Getting the message out, keeping stories alive

Hearing how important compelling images are to effective environmental messaging, Marcos Lopez-Carlson, Twin Cities Media Alliance’s neighborhood engagement coordinator, talked about the growing potential of new media tools, like Instagram, Pinterest and Flickr, all of which have a core visual component. Images that are widely shared call attention, stir up conversations, and keep a story alive, he said.

Asking open-ended questions about something on Facebook or Twitter is another way to draw interest, said Samantha Chadwick, preservation advocate for Environment Minnesota.

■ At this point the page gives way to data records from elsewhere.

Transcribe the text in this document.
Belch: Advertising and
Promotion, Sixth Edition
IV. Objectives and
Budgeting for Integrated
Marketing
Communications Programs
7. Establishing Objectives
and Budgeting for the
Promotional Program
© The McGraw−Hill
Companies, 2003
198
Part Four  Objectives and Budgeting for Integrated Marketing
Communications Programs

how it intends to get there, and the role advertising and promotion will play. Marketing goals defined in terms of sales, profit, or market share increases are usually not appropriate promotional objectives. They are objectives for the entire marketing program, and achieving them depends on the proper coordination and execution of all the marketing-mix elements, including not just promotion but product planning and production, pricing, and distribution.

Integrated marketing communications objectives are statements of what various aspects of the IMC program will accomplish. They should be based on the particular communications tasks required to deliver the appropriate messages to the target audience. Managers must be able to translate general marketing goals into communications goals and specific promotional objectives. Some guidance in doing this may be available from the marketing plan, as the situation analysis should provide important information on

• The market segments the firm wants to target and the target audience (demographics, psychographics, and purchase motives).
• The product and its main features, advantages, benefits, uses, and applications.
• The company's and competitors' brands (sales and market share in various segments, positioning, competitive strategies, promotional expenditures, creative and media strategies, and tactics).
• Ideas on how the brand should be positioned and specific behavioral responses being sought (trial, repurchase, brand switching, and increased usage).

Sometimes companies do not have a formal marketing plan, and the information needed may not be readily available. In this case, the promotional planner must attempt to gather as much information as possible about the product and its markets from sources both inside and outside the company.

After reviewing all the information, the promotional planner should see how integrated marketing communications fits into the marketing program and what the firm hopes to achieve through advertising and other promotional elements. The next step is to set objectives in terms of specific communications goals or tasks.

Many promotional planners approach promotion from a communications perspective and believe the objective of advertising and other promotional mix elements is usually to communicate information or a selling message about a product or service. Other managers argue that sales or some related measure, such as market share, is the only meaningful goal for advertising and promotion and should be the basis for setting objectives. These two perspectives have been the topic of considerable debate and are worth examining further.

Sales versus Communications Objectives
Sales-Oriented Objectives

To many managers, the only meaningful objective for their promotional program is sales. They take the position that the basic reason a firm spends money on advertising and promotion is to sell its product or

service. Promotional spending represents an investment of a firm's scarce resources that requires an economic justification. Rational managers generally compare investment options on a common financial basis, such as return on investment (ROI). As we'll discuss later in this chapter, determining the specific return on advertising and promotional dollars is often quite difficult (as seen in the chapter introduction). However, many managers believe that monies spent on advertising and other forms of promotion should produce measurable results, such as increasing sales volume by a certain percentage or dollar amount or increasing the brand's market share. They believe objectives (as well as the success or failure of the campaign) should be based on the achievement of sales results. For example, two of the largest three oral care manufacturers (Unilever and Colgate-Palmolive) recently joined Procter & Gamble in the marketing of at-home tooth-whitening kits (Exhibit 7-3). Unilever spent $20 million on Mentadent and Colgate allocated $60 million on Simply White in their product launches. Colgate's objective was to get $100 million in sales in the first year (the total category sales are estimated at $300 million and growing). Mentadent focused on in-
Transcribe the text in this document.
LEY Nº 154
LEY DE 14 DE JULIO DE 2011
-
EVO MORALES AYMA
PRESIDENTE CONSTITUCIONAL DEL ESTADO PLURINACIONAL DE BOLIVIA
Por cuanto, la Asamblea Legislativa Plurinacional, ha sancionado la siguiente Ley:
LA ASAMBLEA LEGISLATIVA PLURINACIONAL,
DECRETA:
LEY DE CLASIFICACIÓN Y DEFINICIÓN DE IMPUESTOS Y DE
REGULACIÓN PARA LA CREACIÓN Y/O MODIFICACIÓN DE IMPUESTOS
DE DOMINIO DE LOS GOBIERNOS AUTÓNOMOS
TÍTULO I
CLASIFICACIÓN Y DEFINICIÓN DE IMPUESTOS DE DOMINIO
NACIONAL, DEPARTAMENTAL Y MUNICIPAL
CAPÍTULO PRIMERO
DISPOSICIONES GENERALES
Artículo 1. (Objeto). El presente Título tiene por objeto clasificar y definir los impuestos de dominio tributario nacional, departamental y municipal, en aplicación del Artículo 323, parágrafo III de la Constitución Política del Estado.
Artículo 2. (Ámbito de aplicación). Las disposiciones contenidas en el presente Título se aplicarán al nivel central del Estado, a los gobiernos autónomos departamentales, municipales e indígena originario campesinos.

Nearly every public figure has a Twitter account, according to Lopez-Carlson, and many, including Gov. Mark Dayton and Minneapolis Mayor R.T. Rybak are avid users of social media, Facebook, for example. Because of that, Facebook and Twitter can be effective supplements to more traditional letter-writing campaigns, and a primary way to connect with decision-makers.

For those eager to find and connect with others who are talking about an idea, there’s nothing comparable to Twitter, said Lopez-Carlson. Through Twitter, he added, it’s simple  to discover and follow the people you don’t know, but want to know. In this case to identify who is tweeting about mining. Chadwick, of Environment Minnesota agreed, pointing out that Twitter and Facebook are especially valuable tools for contacting and organizing large numbers of people.

Get connected! through November

Get Connected! community meetings are part of a larger project of the Twin Cities Media Alliance and Daily Planet. With support from the Bush Foundation, each Get Connected! event is planned and co-hosted with nonprofit organizations that work on one of six issue areas: education, work, health care, immigration, transportation, and the environment.  Get Connected! meetings are scheduled through October. They culminate in an annual fall media forum scheduled for Saturday, November 10, at UROC, the University of Minnesota’s Urban Research and Outreach-Engagement Center.